The European bank stress test results released Friday, July 15, showed that only eight of 90 institutions "failed." But given the widespread exposure of European banks to the continent’s sovereign debt crisis, that assessment may mean little, The New York Times reports.
The stress tests gave plenty of information about how much government bonds the banks hold from the troubled economies of Greece, Portugal, Spain and Italy. Those bonds’ prices just keep falling further and further.
Banks in Belgium, Greece and Italy are stuck with holdings of bonds issued by their native governments that total 60 percent to 90 percent of the banking system’s capital in those nations.
That’s going to make it much tougher for European governments to finance their budget deficits, as the banks will almost certainly become less willing buyers of the governments’ debt.
Many experts have urged European authorities to move quickly to force banks to recapitalize, as the United States and United Kingdom did during the financial crisis of 2008-09.

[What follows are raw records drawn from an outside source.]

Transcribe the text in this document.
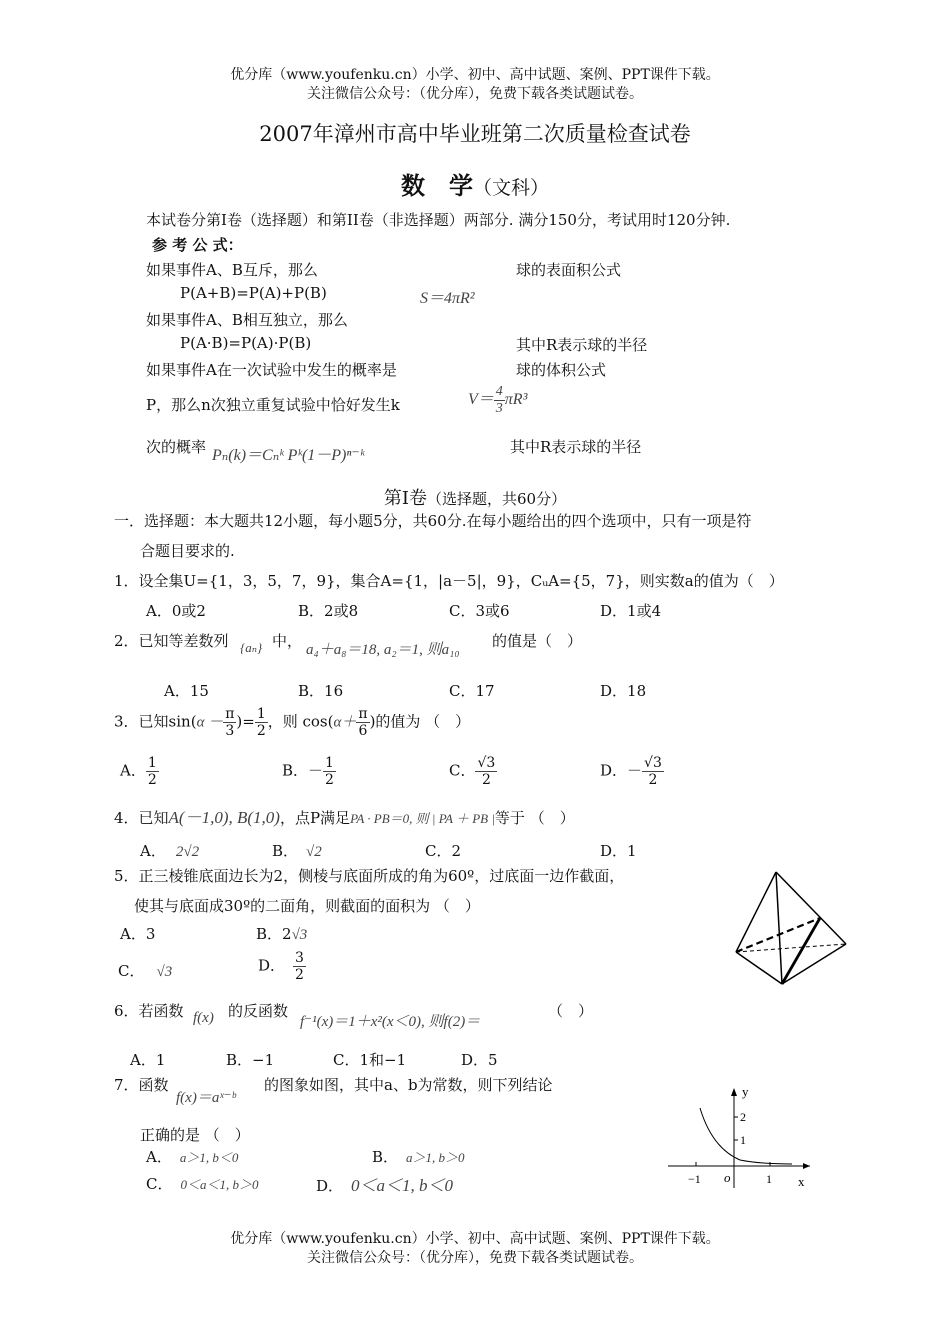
优分库（www.youfenku.cn）小学、初中、高中试题、案例、PPT课件下载。
关注微信公众号：（优分库），免费下载各类试题试卷。
2007年漳州市高中毕业班第二次质量检查试卷
数　学（文科）
本试卷分第I卷（选择题）和第II卷（非选择题）两部分. 满分150分，考试用时120分钟.
参 考 公 式：
如果事件A、B互斥，那么
P(A+B)=P(A)+P(B)
如果事件A、B相互独立，那么
P(A·B)=P(A)·P(B)
如果事件A在一次试验中发生的概率是
P，那么n次独立重复试验中恰好发生k
次的概率 Pₙ(k)＝Cₙᵏ Pᵏ(1－P)ⁿ⁻ᵏ
球的表面积公式
S＝4πR²
其中R表示球的半径
球的体积公式
$V= \frac{4}{3} \pi R^3$
其中R表示球的半径
第Ⅰ卷（选择题，共60分）
一．选择题：本大题共12小题，每小题5分，共60分.在每小题给出的四个选项中，只有一项是符
合题目要求的.
1．设全集U={1，3，5，7，9}，集合A={1，|a－5|，9}，CᵤA={5，7}，则实数a的值为（　）
A．0或2	B．2或8	C．3或6	D．1或4
2．已知等差数列 {aₙ} 中， a₄＋a₈＝18, a₂＝1, 则a₁₀ 的值是（　）
A．15	B．16	C．17	D．18
3．已知$\sin(\alpha - \frac{\pi}{3}$ )= $\frac{1}{2}$ ，则 $\cos(\alpha+ \frac{\pi}{6}$ )的值为 （　）
A． $\frac{1}{2}$	B．－ $\frac{1}{2}$	C． $\frac{√3}{2}$	D．－ $\frac{√3}{2}$
4．已知A(－1,0), B(1,0)，点P满足PA · PB＝0, 则 | PA ＋ PB |等于 （　）
A． 2√2	B． √2	C．2	D．1
5．正三棱锥底面边长为2，侧棱与底面所成的角为60º，过底面一边作截面，
使其与底面成30º的二面角，则截面的面积为 （　）
A．3	B．2√3
C． √3	D． $\frac{3}{2}$
6．若函数 f(x) 的反函数
f⁻¹(x)＝1＋x²(x＜0), 则f(2)＝
（　）
A．1	B．−1	C．1和−1	D．5
7．函数
f(x)＝aˣ⁻ᵇ
的图象如图，其中a、b为常数，则下列结论
正确的是 （　）
A． a＞1, b＜0	B． a＞1, b＞0
C． 0＜a＜1, b＞0	D． 0＜a＜1, b＜0
y
x
o
2
1
−1	1
优分库（www.youfenku.cn）小学、初中、高中试题、案例、PPT课件下载。
关注微信公众号：（优分库），免费下载各类试题试卷。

The stress tests indicate that European banks don’t have much capital to guard them against losses from their sovereign European debt holdings.
So, in effect, the stress tests have simply created more stress.
"The country-by-country exposure (data) is better than any data we've seen before," Alastair Ryan, a banking analyst at UBS, tells The Wall Street Journal. "It's giving me more things to be fearful of," he adds, referring to plain vanilla loans to non-government borrowers as well.